A casa escolhida por Ali e que devia servir de residência ao Conde Monte Cristo ficava situada à direita, subindo os Champs-Élysées, entre pátio e jardim. Um maciço muito frondoso que se erguia no meio do pátio ocultava parte da fachada. Partindo desse maciço, abriam-se como dois braços, duas alamedas que se prolongavam à direita e à esquerda e conduziam as carruagens, uma vez transposto o portão, a uma dupla escadaria, em cada degrau da qual se via um vaso de porcelana cheio de flores. A casa, isolada no meio de um grande espaço, tinha, além da entrada principal, outra pela Rua de Ponthieu.
Antes mesmo de o cocheiro chamar o porteiro, o portão maciço girou nos gonzos: tinham visto aproximar-se o Conde e, em Paris como em Roma, como em toda aparte, ele era servido com a rapidez do relâmpago. O cocheiro entrou, descreveu o semicírculo sem diminuir o andamento e o portão já se fechara quando as rodas ainda rangiam no saibro da alameda.
A carruagem parou do lado esquerdo da escadaria. Apareceram dois homens à portinhola: um era Ali, que sorriu ao amo com incrível expressão de alegria e se considerou pago com um simples olhar de Monte Cristo; o outro cumprimentou humildemente e ofereceu o braço ao Conde para ajudá-lo a descer a carruagem.
— Obrigado, Sr. Bertuccio — agradeceu o Conde, saltando agilmente os três degraus do estribo — O tabelião?
— Está na saleta, Excelência — respondeu Bertuccio.
— E os cartões de visita que lhe disse mandasse gravar assim que soubesse o número da casa?
— Já mandei fazê-los, Sr. Conde. Procurei o melhor gravador do Palais-Royal, que executou a chapa diante de mim. O primeiro cartão tirado foi imediatamente levado, conforme as suas ordens, ao Sr. Barão Danglars, deputado, residente na Rua da Chausse-d’Antin, nº. 7. Os outros estão em cima da chaminé do quarto de Vossa Excelência.
— Muito bem. Que horas são?
— Quatro horas.
Monte Cristo entregou as luvas, o chapéu e a bengala ao mesmo criado francês que correra para fora da antecâmara do conde de Morcerf a fim de chamar a carruagem e entrou na saleta, acompanhado por Bertuccio, que lhe mostrou o caminho.

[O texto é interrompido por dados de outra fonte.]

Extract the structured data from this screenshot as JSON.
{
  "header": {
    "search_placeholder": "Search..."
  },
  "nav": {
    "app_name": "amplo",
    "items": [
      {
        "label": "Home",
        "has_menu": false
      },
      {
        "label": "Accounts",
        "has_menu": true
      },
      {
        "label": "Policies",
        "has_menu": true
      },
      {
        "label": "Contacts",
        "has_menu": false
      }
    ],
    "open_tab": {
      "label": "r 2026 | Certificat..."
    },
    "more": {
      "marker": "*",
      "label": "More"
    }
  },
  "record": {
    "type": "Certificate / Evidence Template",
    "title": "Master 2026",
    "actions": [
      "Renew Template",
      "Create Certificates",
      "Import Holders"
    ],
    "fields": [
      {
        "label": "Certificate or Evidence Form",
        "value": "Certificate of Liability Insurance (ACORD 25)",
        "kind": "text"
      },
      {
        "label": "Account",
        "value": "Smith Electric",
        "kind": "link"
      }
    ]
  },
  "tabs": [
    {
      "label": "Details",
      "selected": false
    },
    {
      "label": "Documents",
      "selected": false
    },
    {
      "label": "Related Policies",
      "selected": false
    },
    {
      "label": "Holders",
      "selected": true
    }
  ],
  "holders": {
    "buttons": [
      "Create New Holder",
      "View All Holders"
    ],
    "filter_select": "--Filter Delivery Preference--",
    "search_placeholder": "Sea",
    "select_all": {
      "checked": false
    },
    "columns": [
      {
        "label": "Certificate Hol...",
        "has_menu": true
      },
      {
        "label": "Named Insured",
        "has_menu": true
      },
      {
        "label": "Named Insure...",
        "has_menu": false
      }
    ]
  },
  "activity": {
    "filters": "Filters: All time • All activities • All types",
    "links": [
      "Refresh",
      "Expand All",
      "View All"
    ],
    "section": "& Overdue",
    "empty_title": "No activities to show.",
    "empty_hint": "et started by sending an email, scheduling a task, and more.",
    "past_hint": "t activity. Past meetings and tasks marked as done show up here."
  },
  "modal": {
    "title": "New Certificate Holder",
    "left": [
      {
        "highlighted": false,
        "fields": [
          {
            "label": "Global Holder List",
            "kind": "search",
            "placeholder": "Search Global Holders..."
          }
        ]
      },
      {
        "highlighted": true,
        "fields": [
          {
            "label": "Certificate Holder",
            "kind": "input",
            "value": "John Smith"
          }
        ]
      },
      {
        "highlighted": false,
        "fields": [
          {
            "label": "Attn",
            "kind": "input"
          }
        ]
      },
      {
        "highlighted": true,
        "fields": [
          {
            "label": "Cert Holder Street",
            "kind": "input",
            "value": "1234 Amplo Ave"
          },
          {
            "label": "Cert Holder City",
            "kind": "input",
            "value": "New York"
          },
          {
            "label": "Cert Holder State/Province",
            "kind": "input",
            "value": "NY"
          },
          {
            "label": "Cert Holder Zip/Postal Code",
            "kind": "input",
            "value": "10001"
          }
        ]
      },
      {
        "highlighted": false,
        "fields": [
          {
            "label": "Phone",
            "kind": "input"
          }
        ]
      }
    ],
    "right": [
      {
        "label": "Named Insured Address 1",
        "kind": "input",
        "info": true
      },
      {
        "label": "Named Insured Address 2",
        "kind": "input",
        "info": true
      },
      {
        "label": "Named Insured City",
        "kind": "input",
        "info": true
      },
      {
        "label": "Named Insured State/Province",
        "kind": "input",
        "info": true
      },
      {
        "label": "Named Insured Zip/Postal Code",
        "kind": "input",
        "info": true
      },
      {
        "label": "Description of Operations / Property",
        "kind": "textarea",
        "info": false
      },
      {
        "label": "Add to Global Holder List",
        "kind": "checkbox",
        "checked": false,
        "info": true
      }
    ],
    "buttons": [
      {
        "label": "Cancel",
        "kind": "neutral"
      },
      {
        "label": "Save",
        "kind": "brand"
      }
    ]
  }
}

— Que mármores pobres os desta antecâmara — observou Monte Cristo — Espero que mandem substituir tudo isto.
Bertuccio inclinou-se. Como dissera o intendente, o tabelião esperava na saleta.
Era uma respeitável figura de segundo ajudante de tabelião em Paris, elevado à dignidade intransponível de tabelião dos subúrbios.
— O senhor é o tabelião encarregado de vender a casa de campo que pretendo comprar? — perguntou Monte Cristo.
— Sou, sim, Sr. Conde — respondeu o tabelião.
— A escritura de venda está pronta?
— Está sim, Sr. Conde.
— Trouxe-a?
— Aqui está.
— Perfeitamente. E onde fica essa casa que vou comprar? — perguntou negligente Monte Cristo, dirigindo-se em parte a Bertuccio e em parte ao tabelião.
O intendente fez um gesto que significava:
“Não sei”.
O tabelião olhou Monte Cristo com espanto.
— Como, o Sr. Conde não sabe onde fica a casa que vai comprar? — perguntou.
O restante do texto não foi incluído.